It seems only yesterday that the guys in charge in Islamabad were high-fiving and congratulating themselves on their guile. They had played a double game with the United States in Afghanistan for twenty years and finally won. Joe Biden was slinking away. Afghanistan would be a client state of Pakistan and a useful ally in the contest with India for supremacy in South Asia.
Only a matter of months later that whole strategy doesn’t seem so clever. The Pakistani Taliban have declared war on Islamabad and promised to wage jihad until Islamabad is the capital of a new Islamic Emirate. The Taliban in Afghanistan and Pakistan have formally united under one banner.
And this is not just ‘talk’ or posturing. Things are heating up. People are dying. A full-scale war may be in the offing.
Cross-border attacks from Afghanistan have escalated dramatically. Pakistan’s Foreign Ministry has admitted that the attacks are targeting Pakistani security forces and are being launched from bases inside Afghanistan.

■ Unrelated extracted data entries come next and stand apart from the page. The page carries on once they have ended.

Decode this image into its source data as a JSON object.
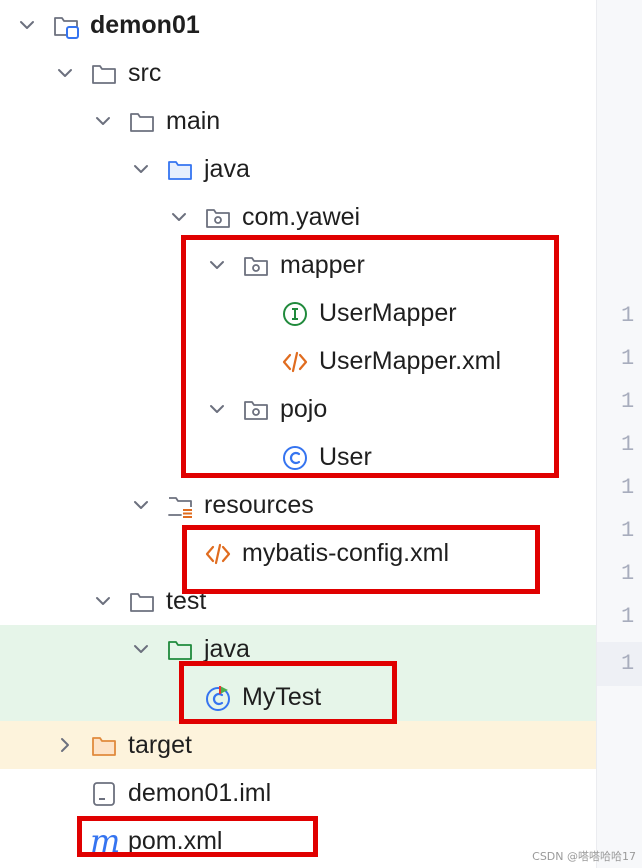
{
  "project_tree": {
    "items": [
      {
        "label": "demon01",
        "icon": "module-folder-icon"
      },
      {
        "label": "src",
        "icon": "folder-icon"
      },
      {
        "label": "main",
        "icon": "folder-icon"
      },
      {
        "label": "java",
        "icon": "source-root-folder-icon"
      },
      {
        "label": "com.yawei",
        "icon": "package-icon"
      },
      {
        "label": "mapper",
        "icon": "package-icon"
      },
      {
        "label": "UserMapper",
        "icon": "interface-icon"
      },
      {
        "label": "UserMapper.xml",
        "icon": "xml-file-icon"
      },
      {
        "label": "pojo",
        "icon": "package-icon"
      },
      {
        "label": "User",
        "icon": "class-icon"
      },
      {
        "label": "resources",
        "icon": "resources-folder-icon"
      },
      {
        "label": "mybatis-config.xml",
        "icon": "xml-file-icon"
      },
      {
        "label": "test",
        "icon": "folder-icon"
      },
      {
        "label": "java",
        "icon": "test-source-root-folder-icon"
      },
      {
        "label": "MyTest",
        "icon": "test-class-icon"
      },
      {
        "label": "target",
        "icon": "excluded-folder-icon"
      },
      {
        "label": "demon01.iml",
        "icon": "iml-file-icon"
      },
      {
        "label": "pom.xml",
        "icon": "maven-icon"
      }
    ]
  },
  "editor_gutter": {
    "line_numbers": [
      "1",
      "1",
      "1",
      "1",
      "1",
      "1",
      "1",
      "1",
      "1"
    ]
  },
  "colors": {
    "highlight_box": "#e00000",
    "test_root_bg": "#e6f5e9",
    "excluded_bg": "#fdf3dc"
  },
  "watermark": "CSDN @嗒嗒哈哈17"
}
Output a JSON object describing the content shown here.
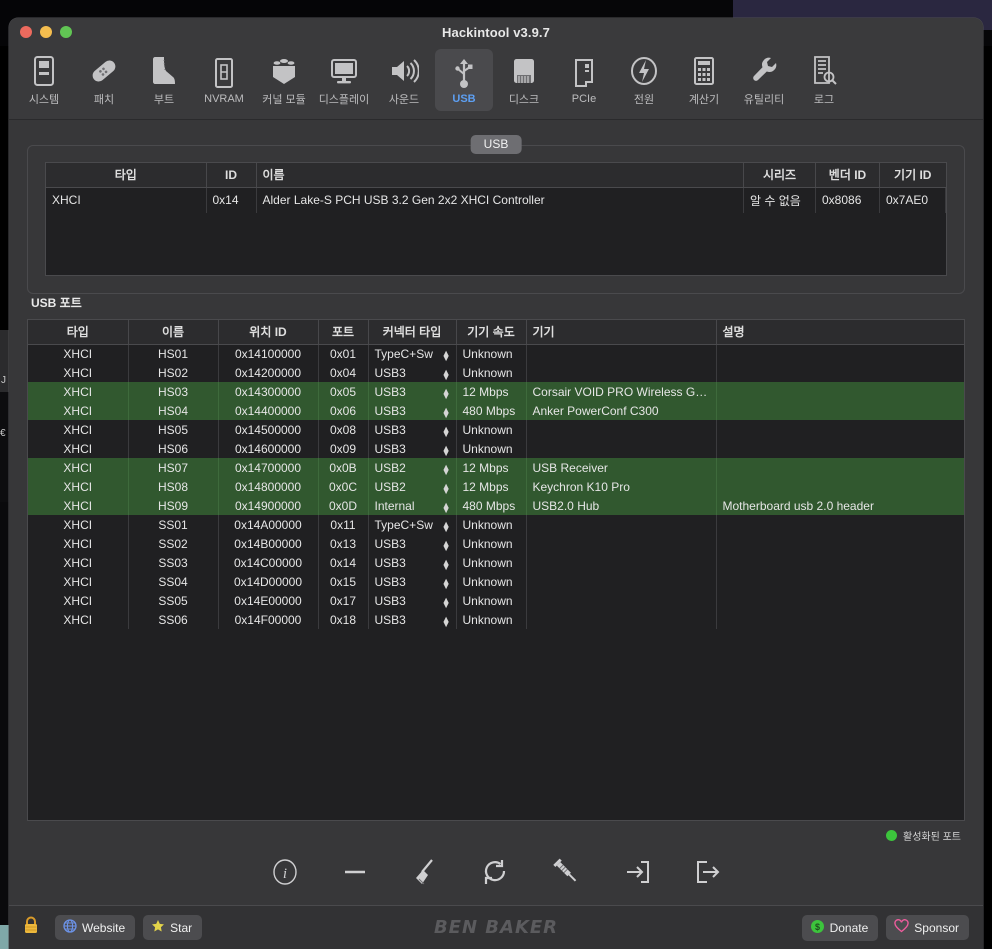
{
  "window": {
    "title": "Hackintool v3.9.7",
    "traffic_lights": [
      "close",
      "minimize",
      "zoom"
    ]
  },
  "toolbar": {
    "items": [
      {
        "label": "시스템",
        "icon": "computer-icon",
        "active": false
      },
      {
        "label": "패치",
        "icon": "bandage-icon",
        "active": false
      },
      {
        "label": "부트",
        "icon": "boot-icon",
        "active": false
      },
      {
        "label": "NVRAM",
        "icon": "memory-icon",
        "active": false
      },
      {
        "label": "커널 모듈",
        "icon": "kext-box-icon",
        "active": false
      },
      {
        "label": "디스플레이",
        "icon": "display-icon",
        "active": false
      },
      {
        "label": "사운드",
        "icon": "speaker-icon",
        "active": false
      },
      {
        "label": "USB",
        "icon": "usb-icon",
        "active": true
      },
      {
        "label": "디스크",
        "icon": "disk-icon",
        "active": false
      },
      {
        "label": "PCIe",
        "icon": "pcie-card-icon",
        "active": false
      },
      {
        "label": "전원",
        "icon": "power-bolt-icon",
        "active": false
      },
      {
        "label": "계산기",
        "icon": "calculator-icon",
        "active": false
      },
      {
        "label": "유틸리티",
        "icon": "wrench-icon",
        "active": false
      },
      {
        "label": "로그",
        "icon": "log-search-icon",
        "active": false
      }
    ]
  },
  "usb_group": {
    "tab_label": "USB",
    "controller_table": {
      "columns": [
        "타입",
        "ID",
        "이름",
        "시리즈",
        "벤더 ID",
        "기기 ID"
      ],
      "rows": [
        {
          "type": "XHCI",
          "id": "0x14",
          "name": "Alder Lake-S PCH USB 3.2 Gen 2x2 XHCI Controller",
          "series": "알 수 없음",
          "vendor_id": "0x8086",
          "device_id": "0x7AE0"
        }
      ]
    }
  },
  "ports_section": {
    "label": "USB 포트",
    "columns": [
      "타입",
      "이름",
      "위치 ID",
      "포트",
      "커넥터 타입",
      "기기 속도",
      "기기",
      "설명"
    ],
    "rows": [
      {
        "type": "XHCI",
        "name": "HS01",
        "location_id": "0x14100000",
        "port": "0x01",
        "connector": "TypeC+Sw",
        "speed": "Unknown",
        "device": "",
        "comment": "",
        "active": false
      },
      {
        "type": "XHCI",
        "name": "HS02",
        "location_id": "0x14200000",
        "port": "0x04",
        "connector": "USB3",
        "speed": "Unknown",
        "device": "",
        "comment": "",
        "active": false
      },
      {
        "type": "XHCI",
        "name": "HS03",
        "location_id": "0x14300000",
        "port": "0x05",
        "connector": "USB3",
        "speed": "12 Mbps",
        "device": "Corsair VOID PRO Wireless Ga…",
        "comment": "",
        "active": true
      },
      {
        "type": "XHCI",
        "name": "HS04",
        "location_id": "0x14400000",
        "port": "0x06",
        "connector": "USB3",
        "speed": "480 Mbps",
        "device": "Anker PowerConf C300",
        "comment": "",
        "active": true
      },
      {
        "type": "XHCI",
        "name": "HS05",
        "location_id": "0x14500000",
        "port": "0x08",
        "connector": "USB3",
        "speed": "Unknown",
        "device": "",
        "comment": "",
        "active": false
      },
      {
        "type": "XHCI",
        "name": "HS06",
        "location_id": "0x14600000",
        "port": "0x09",
        "connector": "USB3",
        "speed": "Unknown",
        "device": "",
        "comment": "",
        "active": false
      },
      {
        "type": "XHCI",
        "name": "HS07",
        "location_id": "0x14700000",
        "port": "0x0B",
        "connector": "USB2",
        "speed": "12 Mbps",
        "device": "USB Receiver",
        "comment": "",
        "active": true
      },
      {
        "type": "XHCI",
        "name": "HS08",
        "location_id": "0x14800000",
        "port": "0x0C",
        "connector": "USB2",
        "speed": "12 Mbps",
        "device": "Keychron K10 Pro",
        "comment": "",
        "active": true
      },
      {
        "type": "XHCI",
        "name": "HS09",
        "location_id": "0x14900000",
        "port": "0x0D",
        "connector": "Internal",
        "speed": "480 Mbps",
        "device": "USB2.0 Hub",
        "comment": "Motherboard usb 2.0 header",
        "active": true
      },
      {
        "type": "XHCI",
        "name": "SS01",
        "location_id": "0x14A00000",
        "port": "0x11",
        "connector": "TypeC+Sw",
        "speed": "Unknown",
        "device": "",
        "comment": "",
        "active": false
      },
      {
        "type": "XHCI",
        "name": "SS02",
        "location_id": "0x14B00000",
        "port": "0x13",
        "connector": "USB3",
        "speed": "Unknown",
        "device": "",
        "comment": "",
        "active": false
      },
      {
        "type": "XHCI",
        "name": "SS03",
        "location_id": "0x14C00000",
        "port": "0x14",
        "connector": "USB3",
        "speed": "Unknown",
        "device": "",
        "comment": "",
        "active": false
      },
      {
        "type": "XHCI",
        "name": "SS04",
        "location_id": "0x14D00000",
        "port": "0x15",
        "connector": "USB3",
        "speed": "Unknown",
        "device": "",
        "comment": "",
        "active": false
      },
      {
        "type": "XHCI",
        "name": "SS05",
        "location_id": "0x14E00000",
        "port": "0x17",
        "connector": "USB3",
        "speed": "Unknown",
        "device": "",
        "comment": "",
        "active": false
      },
      {
        "type": "XHCI",
        "name": "SS06",
        "location_id": "0x14F00000",
        "port": "0x18",
        "connector": "USB3",
        "speed": "Unknown",
        "device": "",
        "comment": "",
        "active": false
      }
    ],
    "legend": {
      "label": "활성화된 포트",
      "color": "#3cc43c"
    }
  },
  "actions": [
    {
      "icon": "info-circle-icon"
    },
    {
      "icon": "minus-icon"
    },
    {
      "icon": "broom-icon"
    },
    {
      "icon": "refresh-icon"
    },
    {
      "icon": "syringe-icon"
    },
    {
      "icon": "import-icon"
    },
    {
      "icon": "export-icon"
    }
  ],
  "footer": {
    "lock_icon": "lock-icon",
    "website_label": "Website",
    "star_label": "Star",
    "brand": "BEN BAKER",
    "donate_label": "Donate",
    "sponsor_label": "Sponsor"
  },
  "colors": {
    "accent": "#5d9ff2",
    "active_row": "#31582f",
    "legend_green": "#3cc43c",
    "donate_green": "#3cc43c",
    "sponsor_pink": "#ec5c9c",
    "star_yellow": "#e3d44a"
  }
}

On April 14, seven Pakistani soldiers were killed in the border area of North Waziristan. According to a Pakistani military statement, a Pakistani military convoy near the Afghan border was ambushed, triggering an intense shoot-out in which seven soldiers and four members of the armed group were killed.
Days ago, the Pakistanis responded with force. They fired rockets at targets inside Afghanistan and launched air strikes as well. According to some reports, at least one drone was also used by the Pakistanis and the targets inside Afghanistan were Taliban commanders.
The Taliban responded to the Pakistani attacks by summoning Pakistan’s ambassador to Kabul to protest. On April 17, Shabir Ahmad Osmani, director of information and culture in the Afghan province of Khost, told AFP that “41 civilians, mainly women, and children, were killed and 22 others were wounded in airstrikes by Pakistani forces near the Durand line in Khost Province.” The death toll is expected to climb.
So far this year, 155 people have been killed in Taliban attacks in Pakistan, compared with 68 last year.
The Taliban deny harboring Pakistani armed fighters but are also enraged by a fence Islamabad is erecting along the two countries’ 2,700km (1,680-mile) shared border.
Pakistan’s military said last week that 128 armed fighters have been killed in the region bordering Afghanistan since January. During the same period, the Pakistanis acknowledged losing 100 soldiers in confrontations with armed militants.
All parties claim they want an end to the fighting, but the rhetoric continues to escalate.
"We want to tell the Pakistani army that every war has a principle and Pakistan has violated every principle of war up to date. We challenge the Pakistan army to fight us in the battlefield instead of bombing oppressed people and refugee camps," the media quoted Pakistani Taliban spokesman Muhammad Khurasani as saying on Saturday.
“The defeat of the United States eight months ago was a good lesson to aggressors who want to disrespect Afghanistan’s territory and freedom,” Taliban Deputy Information Minister Zabihullah Mujahid said just days ago.
The Pakistanis for their part seem to think that they can ramp up the pressure on Kabul and compel the Taliban there to control their allies in the Pakistani Taliban. The success of that strategy seems doubtful. The new rulers in Kabul are riding high, flush with all the weapons they can use and dedicated to jihad. Islamabad may have thought the holy warriors in Kabul would compromise and settle for coexistence. That does not seem to be in the cards at all.
“The idea that the Taliban would rein in TTP (Pakistani Taliban) strikes me as a delusion,” said Gautam Mukhopadhaya, a former Indian ambassador to Afghanistan, Syria, and Myanmar and a senior visiting fellow at New Delhi-based research group the Centre for Policy Research recently. “Ties of blood and belief are thicker than marriages of conveniences.”
The Pashtuns at the heart of the Taliban in both Afghanistan and Pakistan view themselves as one people. They have never really recognized the border between Afghanistan and Pakistan anyway. They are also united by their dedication to the waging of war to spread the Islamic faith. Pakistan may have been a useful ally in the war against America. Now it is just the next target.
The Pakistanis are learning what will prove to be a very painful lesson. When you play with matches you get burned, and it is Islamabad’s turn to get torched.
Query whether we are approaching an Archduke Ferdinand moment ... or if we have already had it?